More recently, Sir Tim Berners-Lee, who worked on the original source code that led to the creation of the internet, as we know it today, is seeking to capitalise on his creation by auctioning off this code in the form of an NFT. It will be interesting to see how much this NFT will eventually sell for.
Accounting for your crypto transactions
Cryptoassets may be intangible, but you still need to account for these transactions in the usual way. As such, it’s vital to work closely with your advisers and to record every transaction.
Any profit that you make from your cryptoassets is likely to be seen as a capital gain, although this is not guaranteed, and can depend on whether you are seen as trading or not. HMRC generally (but not always) sees these gains as an investment, so the outcome will mostly be seen as a capital gain and taxed via the Capital Gains Tax (CGT) system, but as noted above, this is not always the case.

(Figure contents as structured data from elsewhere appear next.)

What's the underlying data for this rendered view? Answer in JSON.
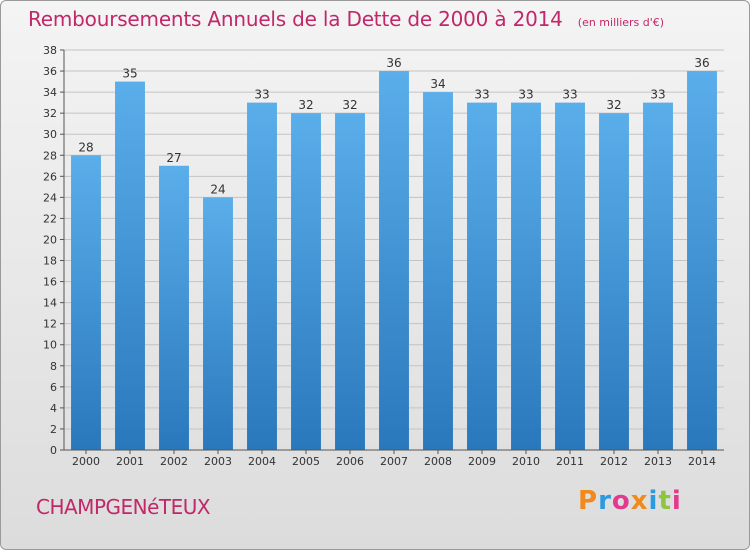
{
  "title": "Remboursements Annuels de la Dette de 2000 à 2014",
  "subtitle": "(en milliers d'€)",
  "commune": "CHAMPGENéTEUX",
  "logo": "Proxiti",
  "colors": {
    "title": "#c0286a",
    "bar_top": "#5aaeea",
    "bar_bottom": "#2a78bc",
    "background_top": "#f4f4f4",
    "background_bottom": "#dcdcdc",
    "logo_letters": [
      "#f08a1c",
      "#2a9be0",
      "#e23a8f",
      "#f08a1c",
      "#2a9be0",
      "#8cc63f",
      "#e23a8f"
    ]
  },
  "chart_data": {
    "type": "bar",
    "categories": [
      "2000",
      "2001",
      "2002",
      "2003",
      "2004",
      "2005",
      "2006",
      "2007",
      "2008",
      "2009",
      "2010",
      "2011",
      "2012",
      "2013",
      "2014"
    ],
    "values": [
      28,
      35,
      27,
      24,
      33,
      32,
      32,
      36,
      34,
      33,
      33,
      33,
      32,
      33,
      36
    ],
    "ylim": [
      0,
      38
    ],
    "yticks": [
      0,
      2,
      4,
      6,
      8,
      10,
      12,
      14,
      16,
      18,
      20,
      22,
      24,
      26,
      28,
      30,
      32,
      34,
      36,
      38
    ],
    "grid": true,
    "xlabel": "",
    "ylabel": ""
  }
}
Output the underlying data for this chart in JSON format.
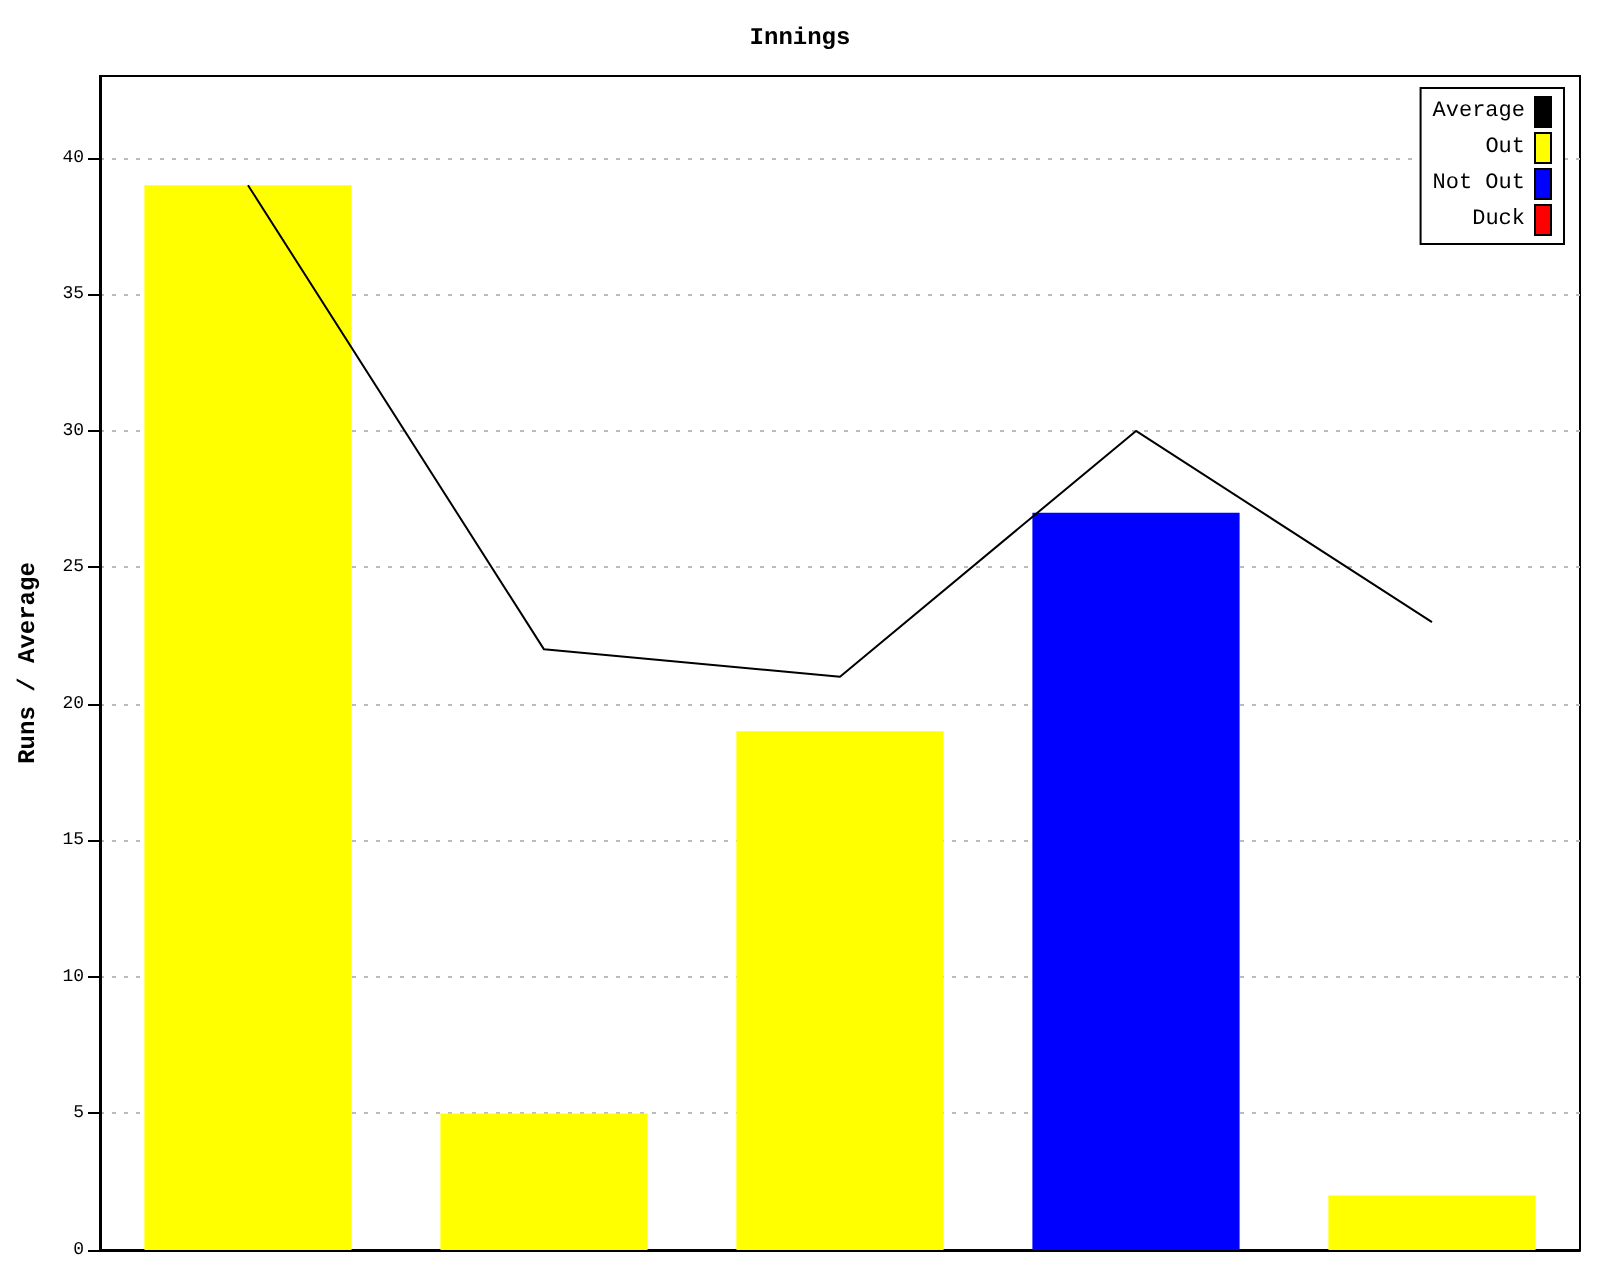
{
  "chart_data": {
    "type": "bar",
    "title": "Innings",
    "ylabel": "Runs / Average",
    "categories": [
      null,
      null,
      null,
      null,
      null
    ],
    "series": [
      {
        "name": "Average",
        "type": "line",
        "color": "#000000",
        "values": [
          39,
          22,
          21,
          30,
          23
        ]
      },
      {
        "name": "Out",
        "color": "#ffff00",
        "values": [
          39,
          5,
          19,
          null,
          2
        ]
      },
      {
        "name": "Not Out",
        "color": "#0000ff",
        "values": [
          null,
          null,
          null,
          27,
          null
        ]
      },
      {
        "name": "Duck",
        "color": "#ff0000",
        "values": [
          null,
          null,
          null,
          null,
          null
        ]
      }
    ],
    "ylim": [
      0,
      43
    ],
    "yticks": [
      0,
      5,
      10,
      15,
      20,
      25,
      30,
      35,
      40
    ],
    "grid": "y",
    "legend": "top right",
    "marker": "none"
  }
}
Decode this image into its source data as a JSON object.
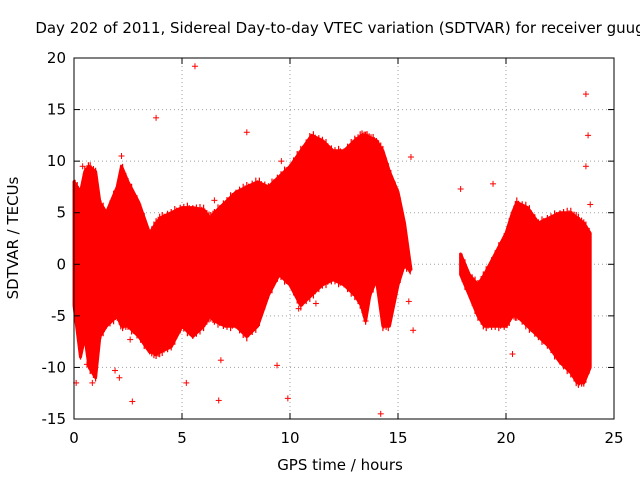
{
  "chart_data": {
    "type": "scatter",
    "title": "Day 202 of 2011, Sidereal Day-to-day VTEC variation (SDTVAR) for receiver guug",
    "xlabel": "GPS time / hours",
    "ylabel": "SDTVAR / TECUs",
    "xlim": [
      0,
      25
    ],
    "ylim": [
      -15,
      20
    ],
    "xticks": [
      0,
      5,
      10,
      15,
      20,
      25
    ],
    "yticks": [
      -15,
      -10,
      -5,
      0,
      5,
      10,
      15,
      20
    ],
    "grid": true,
    "marker": "+",
    "color": "#ff0000",
    "series": [
      {
        "name": "SDTVAR",
        "envelope": {
          "segments": [
            {
              "x": [
                0,
                0.3,
                0.5,
                0.7,
                1.0,
                1.2,
                1.5,
                2.0,
                2.2,
                2.5,
                3.0,
                3.5,
                3.8,
                4.0,
                4.5,
                5.0,
                5.5,
                6.0,
                6.3,
                6.5,
                7.0,
                7.5,
                8.0,
                8.5,
                9.0,
                9.5,
                10.0,
                10.5,
                11.0,
                11.5,
                12.0,
                12.5,
                13.0,
                13.3,
                13.5,
                13.7,
                14.0,
                14.3,
                14.6,
                15.0,
                15.3,
                15.5,
                15.6
              ],
              "upper": [
                8,
                7,
                9,
                9.5,
                9,
                6,
                5,
                7.5,
                9.5,
                8,
                6,
                3,
                4,
                4.5,
                5,
                5.5,
                5.5,
                5.3,
                4.5,
                5,
                6,
                7,
                7.5,
                8,
                7.5,
                8.5,
                9.5,
                11,
                12.5,
                12,
                11,
                11,
                12,
                12.5,
                12.5,
                12.3,
                12,
                11,
                9,
                7,
                4,
                1,
                -0.5
              ],
              "lower": [
                -4,
                -9,
                -7,
                -10,
                -11,
                -7,
                -6,
                -5,
                -6,
                -6,
                -7,
                -8.5,
                -8.7,
                -8.5,
                -8,
                -6,
                -7,
                -6,
                -5,
                -5.5,
                -6,
                -6,
                -7,
                -6,
                -3,
                -1,
                -2,
                -4,
                -3,
                -2,
                -1.5,
                -2,
                -3,
                -4,
                -5.5,
                -3,
                -1.5,
                -6,
                -6,
                -2,
                0,
                -0.5,
                -0.5
              ]
            },
            {
              "x": [
                17.9,
                18.3,
                18.7,
                19.0,
                19.5,
                20.0,
                20.3,
                20.5,
                21.0,
                21.5,
                22.0,
                22.5,
                23.0,
                23.3,
                23.6,
                23.9
              ],
              "upper": [
                1,
                -1,
                -2,
                -1,
                1,
                3,
                5,
                6,
                5.5,
                4,
                4.5,
                5,
                5,
                4.5,
                4,
                3
              ],
              "lower": [
                -1,
                -3,
                -5,
                -6,
                -6,
                -6,
                -5,
                -5,
                -6,
                -7,
                -8,
                -9.5,
                -10.5,
                -11.5,
                -11.5,
                -10
              ]
            }
          ]
        },
        "outliers": [
          [
            0.1,
            -11.5
          ],
          [
            0.4,
            9.5
          ],
          [
            0.6,
            -9.7
          ],
          [
            0.85,
            -11.5
          ],
          [
            1.9,
            -10.3
          ],
          [
            2.1,
            -11
          ],
          [
            2.2,
            10.5
          ],
          [
            2.6,
            -7.3
          ],
          [
            2.7,
            -13.3
          ],
          [
            3.8,
            14.2
          ],
          [
            5.2,
            -11.5
          ],
          [
            5.6,
            19.2
          ],
          [
            6.5,
            6.2
          ],
          [
            6.8,
            -9.3
          ],
          [
            6.7,
            -13.2
          ],
          [
            8.0,
            12.8
          ],
          [
            8.2,
            -5.8
          ],
          [
            9.4,
            -9.8
          ],
          [
            9.6,
            10
          ],
          [
            9.9,
            -13
          ],
          [
            10.4,
            -4.3
          ],
          [
            11.2,
            -3.8
          ],
          [
            13.5,
            -5.5
          ],
          [
            14.2,
            -14.5
          ],
          [
            15.6,
            10.4
          ],
          [
            15.5,
            -3.6
          ],
          [
            15.7,
            -6.4
          ],
          [
            17.9,
            7.3
          ],
          [
            19.4,
            7.8
          ],
          [
            20.3,
            -8.7
          ],
          [
            23.7,
            16.5
          ],
          [
            23.8,
            12.5
          ],
          [
            23.7,
            9.5
          ],
          [
            23.9,
            5.8
          ]
        ]
      }
    ]
  }
}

There is also the matter of losses with something as volatile as cryptocurrencies, and losing wallets etc. Of particular note, the founder of a Canadian crypto exchange died and took all knowledge of the private wallets with him – over £105 million (at the time, in 2019) may never be accessed again.
Morbid though it may be, there’s also the question of what happens when you die. Who has access to your crypto keys and the passwords? Cryptoassets can be part of someone’s estate and could be bequeathed to other people in a will, but how do you then access them if you don’t have the private key? Where are the cryptoassets located for tax purposes? Will UK inheritance tax be due on these?